10 questions for the professor // Petar Popovski
- Describe yourself in 3 words
Curious time struggler.
- What did you want to be as a kid?
- What are you professionally most proud of?
(1) Some research topics I helped to be started.
(2) My recently published book on wireless connectivity, low on math, but high on intuition. It also has a cartoon for each chapter.
(3) The fact that the researchers are happy to be in my group.
- If you won 10 million kroner, what would you do?
Excuse to the family that I cannot take them to a nice place right now due to the pandemic and then invest the money in stocks and startups.
- What’s the craziest thing that has happened to you?
I have changed the country I am living in two times: in 2001 by moving, in 1991 without moving.
- Who, dead or alive, would you like to meet the most?
Three persons, in fact, and all three of them are dead, so they cannot disappoint me. Niels Bohr, because he was both a brilliant thinker and a brilliant human being that saved a large number of people that were escaping from the Nazis. Hedy Lamarr, a Hollywood actress that patented a method for secure communication used today in wireless systems, such as Bluetooth. Miles Davis, because he reinvented the jazz music several times.
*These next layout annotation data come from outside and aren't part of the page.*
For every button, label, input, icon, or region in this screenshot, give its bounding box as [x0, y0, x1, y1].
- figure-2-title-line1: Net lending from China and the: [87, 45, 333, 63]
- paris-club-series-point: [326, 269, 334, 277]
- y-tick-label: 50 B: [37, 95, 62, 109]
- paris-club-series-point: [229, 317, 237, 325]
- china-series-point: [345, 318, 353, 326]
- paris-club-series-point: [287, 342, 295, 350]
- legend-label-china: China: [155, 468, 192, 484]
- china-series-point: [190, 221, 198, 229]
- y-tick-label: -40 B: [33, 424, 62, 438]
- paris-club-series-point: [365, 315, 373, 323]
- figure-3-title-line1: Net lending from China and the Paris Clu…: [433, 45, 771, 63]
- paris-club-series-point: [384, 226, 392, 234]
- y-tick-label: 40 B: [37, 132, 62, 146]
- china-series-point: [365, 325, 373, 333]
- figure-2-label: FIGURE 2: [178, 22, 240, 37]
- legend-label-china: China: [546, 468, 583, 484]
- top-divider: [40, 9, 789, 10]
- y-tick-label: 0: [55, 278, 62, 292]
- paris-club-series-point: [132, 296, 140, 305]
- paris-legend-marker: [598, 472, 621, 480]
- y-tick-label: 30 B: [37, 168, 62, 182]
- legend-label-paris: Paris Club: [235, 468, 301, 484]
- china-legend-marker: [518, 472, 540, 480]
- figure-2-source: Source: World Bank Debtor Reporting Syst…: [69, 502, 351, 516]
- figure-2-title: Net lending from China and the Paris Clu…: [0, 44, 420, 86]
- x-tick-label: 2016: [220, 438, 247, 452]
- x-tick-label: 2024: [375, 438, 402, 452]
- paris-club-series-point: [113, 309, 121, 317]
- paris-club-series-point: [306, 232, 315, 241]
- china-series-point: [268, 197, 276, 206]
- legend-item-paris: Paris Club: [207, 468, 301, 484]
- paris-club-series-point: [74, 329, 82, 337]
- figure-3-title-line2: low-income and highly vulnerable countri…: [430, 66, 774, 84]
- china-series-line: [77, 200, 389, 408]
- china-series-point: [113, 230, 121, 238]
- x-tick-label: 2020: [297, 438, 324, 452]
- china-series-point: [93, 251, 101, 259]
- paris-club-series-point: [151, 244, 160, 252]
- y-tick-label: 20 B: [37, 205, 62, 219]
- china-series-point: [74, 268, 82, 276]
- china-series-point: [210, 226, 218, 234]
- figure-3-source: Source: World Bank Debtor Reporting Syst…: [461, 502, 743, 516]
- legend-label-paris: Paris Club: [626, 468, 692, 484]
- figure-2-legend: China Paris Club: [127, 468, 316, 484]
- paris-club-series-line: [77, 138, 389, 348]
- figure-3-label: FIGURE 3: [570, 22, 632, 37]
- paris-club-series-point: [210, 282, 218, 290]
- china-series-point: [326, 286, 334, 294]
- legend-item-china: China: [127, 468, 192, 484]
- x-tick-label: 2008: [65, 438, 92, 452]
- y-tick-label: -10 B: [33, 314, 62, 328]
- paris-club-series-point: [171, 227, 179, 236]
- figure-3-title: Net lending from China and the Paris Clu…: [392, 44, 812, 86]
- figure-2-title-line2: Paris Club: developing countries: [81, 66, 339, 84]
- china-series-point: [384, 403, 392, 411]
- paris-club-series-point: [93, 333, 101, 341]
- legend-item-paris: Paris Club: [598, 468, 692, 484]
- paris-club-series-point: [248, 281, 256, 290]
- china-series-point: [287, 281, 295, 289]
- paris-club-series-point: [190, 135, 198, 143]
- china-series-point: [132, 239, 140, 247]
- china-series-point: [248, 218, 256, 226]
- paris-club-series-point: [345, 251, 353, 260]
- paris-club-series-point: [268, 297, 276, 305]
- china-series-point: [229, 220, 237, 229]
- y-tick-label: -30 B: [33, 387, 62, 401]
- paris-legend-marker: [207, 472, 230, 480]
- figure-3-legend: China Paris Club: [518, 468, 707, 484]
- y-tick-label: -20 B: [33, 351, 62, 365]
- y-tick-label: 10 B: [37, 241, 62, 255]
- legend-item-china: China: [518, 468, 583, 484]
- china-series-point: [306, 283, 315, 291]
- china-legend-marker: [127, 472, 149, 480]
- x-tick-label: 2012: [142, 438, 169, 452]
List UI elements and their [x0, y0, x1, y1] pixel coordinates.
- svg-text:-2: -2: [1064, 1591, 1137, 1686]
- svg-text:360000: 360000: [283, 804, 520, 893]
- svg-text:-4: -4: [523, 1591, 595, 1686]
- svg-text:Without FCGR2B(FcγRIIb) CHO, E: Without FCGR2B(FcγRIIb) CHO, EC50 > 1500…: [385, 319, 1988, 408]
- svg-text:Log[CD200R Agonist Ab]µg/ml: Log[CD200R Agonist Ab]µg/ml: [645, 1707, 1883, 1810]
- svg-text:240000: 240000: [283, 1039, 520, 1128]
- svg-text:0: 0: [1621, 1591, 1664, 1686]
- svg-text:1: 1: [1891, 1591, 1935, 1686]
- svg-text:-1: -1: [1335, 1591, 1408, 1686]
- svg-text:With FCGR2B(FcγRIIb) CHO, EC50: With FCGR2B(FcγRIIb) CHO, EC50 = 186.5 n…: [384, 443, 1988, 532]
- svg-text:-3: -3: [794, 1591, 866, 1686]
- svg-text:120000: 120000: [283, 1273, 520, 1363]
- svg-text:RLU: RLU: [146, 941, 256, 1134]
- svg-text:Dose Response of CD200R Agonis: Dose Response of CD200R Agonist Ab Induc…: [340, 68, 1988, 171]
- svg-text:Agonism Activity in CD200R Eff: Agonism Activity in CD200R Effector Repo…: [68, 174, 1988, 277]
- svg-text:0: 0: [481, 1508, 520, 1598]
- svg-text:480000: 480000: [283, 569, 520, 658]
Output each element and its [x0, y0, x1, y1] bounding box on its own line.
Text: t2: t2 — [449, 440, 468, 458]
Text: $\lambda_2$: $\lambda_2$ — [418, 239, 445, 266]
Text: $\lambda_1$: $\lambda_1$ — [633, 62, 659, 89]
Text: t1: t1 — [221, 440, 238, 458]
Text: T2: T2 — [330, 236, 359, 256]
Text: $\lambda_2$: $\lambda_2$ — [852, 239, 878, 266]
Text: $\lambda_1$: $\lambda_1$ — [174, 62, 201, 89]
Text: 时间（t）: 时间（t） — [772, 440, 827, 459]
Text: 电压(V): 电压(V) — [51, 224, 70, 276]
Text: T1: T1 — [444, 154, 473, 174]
- What’s the worst thing about your job?
Having constantly to find money for my research, while the general public often believes that money is just raining onto universities from the government.
- What’s your favourite food?
Stuffed vine leaves, Macedonian version.
- What animal would you like to be?
Not sure, but I am envious of those animals that can fly.
- What’s your current project?
I am working on more than 15 different projects and articles, let me just mention some. A lot of our works are on concepts and technologies that are going to come after 5G, such as, for example, satellite communication for mega-constellations. Another direction is related to smart contracts and distributed ledgers: the big picture there is to create methods for communication and data processing that will bring value to the data owner. For example, many internet companies offer free service to collect user data and then use this data to earn on their algorithms. The question then is: can the users and the devices that provide data get part of that revenue, as a form of payment for taking part of their privacy? Another similar direction of work is related to Internet of Things technologies that can enable trustworthy carbon emission monitoring and trading. And a couple of more projects.